- Born: October 11, 1902
- Died: November 11, 1975 (aged 73)
- Education: University of Utah
- Known for: President of the American Society of Mammalogists
- Scientific career
- Fields: Mammalogy
- Institutions: University of Utah

= Stephen David Durrant =

American mammalogist (1902–1975)

Stephen David Durrant (October 11, 1902 – November 11, 1975) was an American mammalogist from Salt Lake City, Utah and past president of the American Society of Mammalogists known for his work with pocket gophers of the genus Thomomys and other rodents of the Great Basin. The "foremost mammalogist in Utah," he was professor of zoology at the University of Utah for over 40 years.

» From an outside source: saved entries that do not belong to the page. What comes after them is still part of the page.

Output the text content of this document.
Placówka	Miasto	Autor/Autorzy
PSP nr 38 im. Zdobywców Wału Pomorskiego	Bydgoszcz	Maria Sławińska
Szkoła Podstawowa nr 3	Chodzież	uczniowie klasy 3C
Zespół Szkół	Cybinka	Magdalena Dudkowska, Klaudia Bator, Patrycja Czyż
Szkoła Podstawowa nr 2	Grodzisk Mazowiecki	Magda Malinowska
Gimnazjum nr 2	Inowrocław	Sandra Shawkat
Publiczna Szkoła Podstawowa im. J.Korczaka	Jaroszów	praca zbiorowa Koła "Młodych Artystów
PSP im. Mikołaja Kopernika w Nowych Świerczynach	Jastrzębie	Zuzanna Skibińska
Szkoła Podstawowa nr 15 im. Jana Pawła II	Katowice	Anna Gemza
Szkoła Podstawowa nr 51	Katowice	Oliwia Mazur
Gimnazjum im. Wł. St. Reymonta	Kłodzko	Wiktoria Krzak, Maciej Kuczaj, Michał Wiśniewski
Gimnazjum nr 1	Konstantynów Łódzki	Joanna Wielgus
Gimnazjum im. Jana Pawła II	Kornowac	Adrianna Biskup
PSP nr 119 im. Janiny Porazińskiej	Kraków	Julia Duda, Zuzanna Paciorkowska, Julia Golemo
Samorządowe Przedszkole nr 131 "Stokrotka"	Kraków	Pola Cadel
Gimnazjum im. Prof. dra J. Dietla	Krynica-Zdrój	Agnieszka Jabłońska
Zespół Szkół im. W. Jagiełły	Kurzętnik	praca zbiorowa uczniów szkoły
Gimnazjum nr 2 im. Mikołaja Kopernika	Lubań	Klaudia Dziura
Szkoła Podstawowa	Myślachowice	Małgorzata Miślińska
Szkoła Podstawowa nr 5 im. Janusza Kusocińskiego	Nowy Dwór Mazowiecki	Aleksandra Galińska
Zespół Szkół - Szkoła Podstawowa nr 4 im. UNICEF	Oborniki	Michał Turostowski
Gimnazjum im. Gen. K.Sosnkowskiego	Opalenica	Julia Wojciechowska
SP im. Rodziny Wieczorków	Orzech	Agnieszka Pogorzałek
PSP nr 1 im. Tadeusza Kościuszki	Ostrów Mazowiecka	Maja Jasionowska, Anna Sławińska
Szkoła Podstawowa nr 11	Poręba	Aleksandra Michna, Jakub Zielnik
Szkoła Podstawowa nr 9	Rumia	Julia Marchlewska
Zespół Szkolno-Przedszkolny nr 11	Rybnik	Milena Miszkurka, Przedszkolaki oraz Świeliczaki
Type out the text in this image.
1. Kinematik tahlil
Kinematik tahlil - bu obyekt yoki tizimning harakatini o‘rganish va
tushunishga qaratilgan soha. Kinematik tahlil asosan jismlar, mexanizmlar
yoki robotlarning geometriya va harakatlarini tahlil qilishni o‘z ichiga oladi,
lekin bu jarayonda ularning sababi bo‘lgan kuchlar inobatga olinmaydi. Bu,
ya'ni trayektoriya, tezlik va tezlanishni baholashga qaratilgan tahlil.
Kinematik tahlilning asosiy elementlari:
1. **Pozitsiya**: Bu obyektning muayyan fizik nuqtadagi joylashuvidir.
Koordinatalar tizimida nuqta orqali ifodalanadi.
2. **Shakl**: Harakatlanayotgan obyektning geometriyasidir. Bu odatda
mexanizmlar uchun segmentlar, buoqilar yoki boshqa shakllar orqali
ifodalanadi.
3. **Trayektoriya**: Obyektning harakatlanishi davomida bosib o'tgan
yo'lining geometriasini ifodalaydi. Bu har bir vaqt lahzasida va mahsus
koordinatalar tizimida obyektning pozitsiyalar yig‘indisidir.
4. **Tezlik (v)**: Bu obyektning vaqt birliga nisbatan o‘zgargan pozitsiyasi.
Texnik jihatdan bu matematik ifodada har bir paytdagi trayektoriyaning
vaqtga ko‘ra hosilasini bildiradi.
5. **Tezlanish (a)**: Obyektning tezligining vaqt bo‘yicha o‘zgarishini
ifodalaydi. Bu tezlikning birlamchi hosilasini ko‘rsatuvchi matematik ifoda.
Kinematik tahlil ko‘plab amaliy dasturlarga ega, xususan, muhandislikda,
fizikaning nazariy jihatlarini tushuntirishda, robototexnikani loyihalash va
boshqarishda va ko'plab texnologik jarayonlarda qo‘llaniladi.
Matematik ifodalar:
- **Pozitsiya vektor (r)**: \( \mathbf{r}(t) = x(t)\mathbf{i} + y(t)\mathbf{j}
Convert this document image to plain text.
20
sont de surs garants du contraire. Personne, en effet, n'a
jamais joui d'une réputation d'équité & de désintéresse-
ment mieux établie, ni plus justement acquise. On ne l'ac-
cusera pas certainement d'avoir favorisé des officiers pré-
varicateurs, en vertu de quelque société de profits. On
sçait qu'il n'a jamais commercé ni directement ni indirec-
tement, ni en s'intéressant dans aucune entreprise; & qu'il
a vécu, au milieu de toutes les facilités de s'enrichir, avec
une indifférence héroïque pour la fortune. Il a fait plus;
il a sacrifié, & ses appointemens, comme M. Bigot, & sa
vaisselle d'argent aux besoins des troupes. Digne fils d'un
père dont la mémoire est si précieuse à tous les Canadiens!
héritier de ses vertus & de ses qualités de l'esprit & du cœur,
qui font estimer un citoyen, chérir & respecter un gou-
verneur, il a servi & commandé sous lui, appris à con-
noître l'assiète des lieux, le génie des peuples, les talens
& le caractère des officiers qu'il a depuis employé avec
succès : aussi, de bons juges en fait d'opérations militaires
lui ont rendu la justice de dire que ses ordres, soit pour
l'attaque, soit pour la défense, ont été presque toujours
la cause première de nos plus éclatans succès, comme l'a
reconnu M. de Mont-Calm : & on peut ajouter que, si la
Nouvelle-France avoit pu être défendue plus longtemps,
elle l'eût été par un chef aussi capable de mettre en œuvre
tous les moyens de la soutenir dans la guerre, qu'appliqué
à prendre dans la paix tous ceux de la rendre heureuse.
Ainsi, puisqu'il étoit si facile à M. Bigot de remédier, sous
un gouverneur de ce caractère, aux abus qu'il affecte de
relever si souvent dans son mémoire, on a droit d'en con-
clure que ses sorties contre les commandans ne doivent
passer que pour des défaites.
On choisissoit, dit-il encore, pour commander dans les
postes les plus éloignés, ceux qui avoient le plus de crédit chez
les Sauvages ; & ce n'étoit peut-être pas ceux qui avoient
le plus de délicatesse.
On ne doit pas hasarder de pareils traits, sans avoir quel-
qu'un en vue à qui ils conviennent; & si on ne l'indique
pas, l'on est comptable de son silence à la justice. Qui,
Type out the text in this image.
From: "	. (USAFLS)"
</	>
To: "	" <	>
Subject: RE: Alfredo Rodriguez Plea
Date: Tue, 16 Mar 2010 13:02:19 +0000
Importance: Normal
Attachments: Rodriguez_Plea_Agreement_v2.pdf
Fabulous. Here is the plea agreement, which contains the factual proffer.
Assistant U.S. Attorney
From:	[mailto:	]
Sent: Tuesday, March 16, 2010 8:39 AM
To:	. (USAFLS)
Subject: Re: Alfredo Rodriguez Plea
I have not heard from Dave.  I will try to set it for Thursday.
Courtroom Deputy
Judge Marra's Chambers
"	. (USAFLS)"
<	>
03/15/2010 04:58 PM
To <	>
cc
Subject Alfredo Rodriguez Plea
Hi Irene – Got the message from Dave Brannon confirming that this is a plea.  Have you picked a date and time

Born October 11, 1902, Durant served as a missionary for the Church of Jesus Christ of Latter-day Saints (LDS Church) in Switzerland after high school. After his return, he enrolled in the University of Utah, earning an A.B. in French in 1929. He stayed at the University of Utah for graduate school, pursuing zoology and earning a M.S. under Ralph V. Chamberlin in 1931. After pursuing doctoral research first at the University of Minnesota, then University of California, Berkeley, and working several jobs while raising a family, he received his Ph.D. in 1950 from the University of Kansas. Over the course of his career he described 37 new subspecies or races of assorted small mammals, including gophers, mice, kangaroo rats, beavers, and picas. He died from lung cancer on November 11, 1975.

Durrant's 1952 book Mammals of Utah: Taxonomy and Distribution presented taxonomic synopses of 247 species and subspecies of Utah mammals, as well as Durrant's explanations for the origins of such diversity: largely that the geographic and hydrological history of the region, especially the prehistoric Lake Bonneville, promotes reproductive isolation and subsequent speciation or sub-speciation.